The future of today’s children and their future children hang on a balance as harms threatening the planet are yet to be addressed by sustainable solutions. As it is, sustainable developments and eco-friendly living are still challenges that we still have to hurdle to reduce present and future exposures to various environmental risks.
Environmental problems include air, land and water pollution, deforestation, ozone layer depletion, mounting e-waste generation and degradation of natural resources. It is important to address these issues as soon as possible. Carbon dioxide emissions from the United States alone will boost CO2 levels to as much as 4,807 million metric tons by the year 2050.
Although many, including major businesses, have taken steps to address the worsening effects of the environmental problems, scientists, engineers and a host of climate experts are on a relentless quest to develop sustainable technologies that can create greater and faster impact.
Sustainable technology refers to an innovation that supports economic and social development without need to compromise natural resources by using chemicals and adding nonbiodegradable materials that pollute the environment.
Sustainable technologies are not energy-intensive and can be operated using energy produced by renewable sources of power that do not emit greenhouse gases particularly carbon dioxide.
A sustainable technology is functionable as it can reduce as well as prevent the occurrence of negative environmental impacts caused by deterioration, overproduction, contamination, depletion, erosion and eventually, loss of natural resources or extinction of wildlife.

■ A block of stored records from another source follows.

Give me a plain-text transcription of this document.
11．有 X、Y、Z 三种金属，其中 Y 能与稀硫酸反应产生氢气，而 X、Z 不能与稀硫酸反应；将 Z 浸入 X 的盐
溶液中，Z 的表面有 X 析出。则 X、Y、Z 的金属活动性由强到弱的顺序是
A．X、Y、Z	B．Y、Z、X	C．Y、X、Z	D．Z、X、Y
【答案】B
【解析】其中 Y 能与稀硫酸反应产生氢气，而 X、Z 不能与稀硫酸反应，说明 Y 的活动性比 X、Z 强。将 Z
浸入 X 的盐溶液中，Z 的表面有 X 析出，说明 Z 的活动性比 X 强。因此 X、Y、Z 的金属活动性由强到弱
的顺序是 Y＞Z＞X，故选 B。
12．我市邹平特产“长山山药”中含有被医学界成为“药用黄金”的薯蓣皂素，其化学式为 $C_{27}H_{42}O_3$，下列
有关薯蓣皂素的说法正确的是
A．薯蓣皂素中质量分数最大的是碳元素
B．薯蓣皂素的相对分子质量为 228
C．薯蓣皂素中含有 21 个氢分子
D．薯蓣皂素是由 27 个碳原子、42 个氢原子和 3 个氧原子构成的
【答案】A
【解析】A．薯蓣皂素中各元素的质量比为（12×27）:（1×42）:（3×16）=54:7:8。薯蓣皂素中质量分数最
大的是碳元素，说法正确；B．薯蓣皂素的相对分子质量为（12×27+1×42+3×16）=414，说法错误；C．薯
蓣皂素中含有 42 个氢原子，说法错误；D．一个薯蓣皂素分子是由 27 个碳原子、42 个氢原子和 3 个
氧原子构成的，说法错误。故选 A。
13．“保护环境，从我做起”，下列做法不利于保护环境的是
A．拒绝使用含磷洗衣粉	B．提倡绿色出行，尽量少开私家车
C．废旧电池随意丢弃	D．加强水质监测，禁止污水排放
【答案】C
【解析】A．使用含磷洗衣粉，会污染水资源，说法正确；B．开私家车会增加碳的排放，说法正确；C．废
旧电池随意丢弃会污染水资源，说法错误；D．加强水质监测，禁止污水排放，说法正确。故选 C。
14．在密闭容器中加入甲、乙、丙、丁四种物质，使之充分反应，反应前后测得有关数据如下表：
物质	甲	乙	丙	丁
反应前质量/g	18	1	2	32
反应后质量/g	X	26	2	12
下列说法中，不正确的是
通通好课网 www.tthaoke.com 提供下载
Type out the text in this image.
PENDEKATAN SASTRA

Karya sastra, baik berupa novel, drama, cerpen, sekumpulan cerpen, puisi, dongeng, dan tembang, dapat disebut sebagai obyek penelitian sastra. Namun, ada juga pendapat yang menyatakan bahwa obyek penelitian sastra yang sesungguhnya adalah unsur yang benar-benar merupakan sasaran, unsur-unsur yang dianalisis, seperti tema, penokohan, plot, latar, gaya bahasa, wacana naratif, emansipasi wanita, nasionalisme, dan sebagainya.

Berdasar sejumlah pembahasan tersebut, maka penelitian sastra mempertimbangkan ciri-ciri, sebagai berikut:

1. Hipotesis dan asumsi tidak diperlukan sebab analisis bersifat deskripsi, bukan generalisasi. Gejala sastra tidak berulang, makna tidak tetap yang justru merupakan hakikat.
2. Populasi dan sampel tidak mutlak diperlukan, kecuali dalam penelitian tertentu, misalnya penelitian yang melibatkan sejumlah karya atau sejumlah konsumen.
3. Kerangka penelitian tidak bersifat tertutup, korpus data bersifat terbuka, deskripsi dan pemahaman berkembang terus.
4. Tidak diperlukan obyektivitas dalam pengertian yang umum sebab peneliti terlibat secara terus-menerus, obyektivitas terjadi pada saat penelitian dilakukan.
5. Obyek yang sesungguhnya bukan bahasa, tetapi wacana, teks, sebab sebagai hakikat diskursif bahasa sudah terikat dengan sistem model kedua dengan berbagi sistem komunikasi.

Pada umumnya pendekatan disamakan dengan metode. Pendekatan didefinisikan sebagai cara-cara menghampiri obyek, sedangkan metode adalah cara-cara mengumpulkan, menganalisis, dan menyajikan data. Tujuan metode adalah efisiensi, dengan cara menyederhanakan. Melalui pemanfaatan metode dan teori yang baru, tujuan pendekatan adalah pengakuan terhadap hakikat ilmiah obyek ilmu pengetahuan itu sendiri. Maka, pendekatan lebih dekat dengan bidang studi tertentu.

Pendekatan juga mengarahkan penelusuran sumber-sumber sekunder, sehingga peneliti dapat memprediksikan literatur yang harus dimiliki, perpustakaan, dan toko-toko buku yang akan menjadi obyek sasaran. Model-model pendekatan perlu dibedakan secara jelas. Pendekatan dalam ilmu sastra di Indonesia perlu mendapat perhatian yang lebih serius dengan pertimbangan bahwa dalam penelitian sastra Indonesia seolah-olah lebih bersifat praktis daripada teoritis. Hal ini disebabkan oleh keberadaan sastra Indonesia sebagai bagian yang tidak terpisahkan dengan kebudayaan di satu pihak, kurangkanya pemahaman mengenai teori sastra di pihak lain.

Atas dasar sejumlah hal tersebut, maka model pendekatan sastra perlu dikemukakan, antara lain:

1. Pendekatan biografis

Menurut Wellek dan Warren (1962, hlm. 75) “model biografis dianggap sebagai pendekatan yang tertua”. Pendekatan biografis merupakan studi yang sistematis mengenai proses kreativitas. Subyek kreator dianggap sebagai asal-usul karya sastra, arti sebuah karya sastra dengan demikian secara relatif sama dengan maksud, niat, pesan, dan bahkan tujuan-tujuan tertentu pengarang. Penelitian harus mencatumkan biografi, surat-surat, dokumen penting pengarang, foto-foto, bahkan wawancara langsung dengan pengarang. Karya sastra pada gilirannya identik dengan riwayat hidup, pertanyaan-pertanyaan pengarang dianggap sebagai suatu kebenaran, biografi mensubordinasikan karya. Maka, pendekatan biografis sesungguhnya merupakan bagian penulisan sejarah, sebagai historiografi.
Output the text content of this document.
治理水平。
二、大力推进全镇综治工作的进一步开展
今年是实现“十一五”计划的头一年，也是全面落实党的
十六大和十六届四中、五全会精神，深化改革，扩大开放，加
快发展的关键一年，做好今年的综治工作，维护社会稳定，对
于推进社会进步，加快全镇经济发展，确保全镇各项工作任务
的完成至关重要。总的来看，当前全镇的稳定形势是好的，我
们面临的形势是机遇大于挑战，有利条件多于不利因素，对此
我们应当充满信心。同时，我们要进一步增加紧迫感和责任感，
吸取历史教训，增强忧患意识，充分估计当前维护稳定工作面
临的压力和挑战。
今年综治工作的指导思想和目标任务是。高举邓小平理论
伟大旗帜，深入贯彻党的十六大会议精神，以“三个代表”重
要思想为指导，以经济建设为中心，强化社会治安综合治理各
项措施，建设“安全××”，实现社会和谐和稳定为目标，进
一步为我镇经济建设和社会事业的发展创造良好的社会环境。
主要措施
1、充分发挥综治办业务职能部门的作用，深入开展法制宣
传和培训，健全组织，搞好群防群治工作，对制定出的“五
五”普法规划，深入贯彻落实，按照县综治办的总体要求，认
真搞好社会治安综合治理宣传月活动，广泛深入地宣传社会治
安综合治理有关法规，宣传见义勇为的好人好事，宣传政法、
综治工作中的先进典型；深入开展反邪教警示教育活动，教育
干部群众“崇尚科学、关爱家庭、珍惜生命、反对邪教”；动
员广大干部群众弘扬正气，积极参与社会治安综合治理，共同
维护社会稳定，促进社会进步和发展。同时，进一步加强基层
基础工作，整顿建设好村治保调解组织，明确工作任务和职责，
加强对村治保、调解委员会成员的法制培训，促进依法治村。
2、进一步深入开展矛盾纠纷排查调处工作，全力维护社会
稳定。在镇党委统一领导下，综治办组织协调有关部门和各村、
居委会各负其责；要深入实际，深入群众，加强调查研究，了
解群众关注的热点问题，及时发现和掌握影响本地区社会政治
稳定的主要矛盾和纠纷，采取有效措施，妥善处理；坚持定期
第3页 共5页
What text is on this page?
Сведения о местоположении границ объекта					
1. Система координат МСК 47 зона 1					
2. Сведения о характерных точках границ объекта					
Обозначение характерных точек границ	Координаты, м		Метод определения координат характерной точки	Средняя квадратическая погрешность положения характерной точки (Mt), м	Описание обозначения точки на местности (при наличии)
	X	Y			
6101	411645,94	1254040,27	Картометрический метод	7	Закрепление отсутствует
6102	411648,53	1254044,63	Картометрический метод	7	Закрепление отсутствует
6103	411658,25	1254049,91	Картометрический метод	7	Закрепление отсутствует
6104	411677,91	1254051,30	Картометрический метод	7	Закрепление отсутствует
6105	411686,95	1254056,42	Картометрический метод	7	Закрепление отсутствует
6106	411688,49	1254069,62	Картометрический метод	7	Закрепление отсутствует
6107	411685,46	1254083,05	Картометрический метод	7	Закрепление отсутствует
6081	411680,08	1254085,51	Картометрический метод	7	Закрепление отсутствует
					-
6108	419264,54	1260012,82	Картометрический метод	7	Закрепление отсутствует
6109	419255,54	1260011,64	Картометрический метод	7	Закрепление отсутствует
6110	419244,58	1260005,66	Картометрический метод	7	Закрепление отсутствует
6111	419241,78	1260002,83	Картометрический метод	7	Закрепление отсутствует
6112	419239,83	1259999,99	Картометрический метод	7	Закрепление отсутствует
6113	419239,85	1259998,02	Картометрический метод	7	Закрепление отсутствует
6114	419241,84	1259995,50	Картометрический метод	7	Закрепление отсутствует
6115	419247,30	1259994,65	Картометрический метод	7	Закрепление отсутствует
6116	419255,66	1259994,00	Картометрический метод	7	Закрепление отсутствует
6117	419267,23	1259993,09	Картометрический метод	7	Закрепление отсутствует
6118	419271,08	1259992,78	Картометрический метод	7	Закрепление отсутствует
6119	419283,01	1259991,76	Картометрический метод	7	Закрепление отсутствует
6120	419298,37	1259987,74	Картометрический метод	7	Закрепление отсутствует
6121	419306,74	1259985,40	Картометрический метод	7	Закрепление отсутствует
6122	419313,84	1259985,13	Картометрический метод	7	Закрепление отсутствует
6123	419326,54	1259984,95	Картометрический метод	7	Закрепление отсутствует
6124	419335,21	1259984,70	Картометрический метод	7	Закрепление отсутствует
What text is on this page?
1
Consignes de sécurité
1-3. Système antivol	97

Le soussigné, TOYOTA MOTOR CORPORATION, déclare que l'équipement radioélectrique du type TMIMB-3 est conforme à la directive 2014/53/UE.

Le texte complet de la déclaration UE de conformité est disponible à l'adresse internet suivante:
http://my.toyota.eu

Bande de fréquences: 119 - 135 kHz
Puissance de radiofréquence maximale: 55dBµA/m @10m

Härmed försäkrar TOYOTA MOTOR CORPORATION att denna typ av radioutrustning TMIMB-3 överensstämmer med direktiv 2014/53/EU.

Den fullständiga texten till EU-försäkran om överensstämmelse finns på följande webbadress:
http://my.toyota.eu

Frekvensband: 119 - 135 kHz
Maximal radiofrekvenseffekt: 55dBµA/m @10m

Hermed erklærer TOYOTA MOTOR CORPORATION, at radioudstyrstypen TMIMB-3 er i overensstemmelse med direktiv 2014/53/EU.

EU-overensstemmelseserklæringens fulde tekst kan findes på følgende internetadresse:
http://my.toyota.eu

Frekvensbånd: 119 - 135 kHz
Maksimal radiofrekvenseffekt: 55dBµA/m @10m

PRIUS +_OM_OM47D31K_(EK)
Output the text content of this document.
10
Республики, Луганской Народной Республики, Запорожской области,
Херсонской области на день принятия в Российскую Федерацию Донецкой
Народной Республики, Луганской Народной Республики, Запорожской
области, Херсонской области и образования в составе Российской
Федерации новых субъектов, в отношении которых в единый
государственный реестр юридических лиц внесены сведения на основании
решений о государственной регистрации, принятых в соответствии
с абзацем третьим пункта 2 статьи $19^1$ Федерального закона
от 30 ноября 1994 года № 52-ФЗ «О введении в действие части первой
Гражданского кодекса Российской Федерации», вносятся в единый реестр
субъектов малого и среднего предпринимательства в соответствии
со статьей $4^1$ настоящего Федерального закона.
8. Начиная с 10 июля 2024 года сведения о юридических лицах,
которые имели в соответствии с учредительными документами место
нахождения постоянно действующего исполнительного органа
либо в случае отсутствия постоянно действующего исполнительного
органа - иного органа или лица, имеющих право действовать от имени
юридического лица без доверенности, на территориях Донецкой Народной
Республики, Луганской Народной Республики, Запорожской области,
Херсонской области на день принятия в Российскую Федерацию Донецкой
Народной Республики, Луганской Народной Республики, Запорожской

In the construction industry, sustainable technologies include ground covers like spartan mat, which protects the soil against degradation, contamination and erosion. While such an example is industry-specific, there are sustainable technologies that provide direct solutions to the increasing level of carbon dioxide in the Earth’s atmosphere.
Carbon capture and sequestration (CCS), or sometimes called carbon capture and storage is a technology that deals directly with the process of catching carbon dioxide before the emission enters the atmosphere. Instead, CO2 will proceed to a carbon sequestration vessel where the carbon gas is transported and stored for centuries or millennia.
Most of the time, the CO2 is collected from large point sources like chemical plants, biomass power plants, or coal-fired power plants. The gas is then stored in an underground geological formation built specifically for such purpose.
Obviously, CCS are best for industries that use energy-intensive heavy machineries and equipment in order to lessen the effects CO2 on climate change.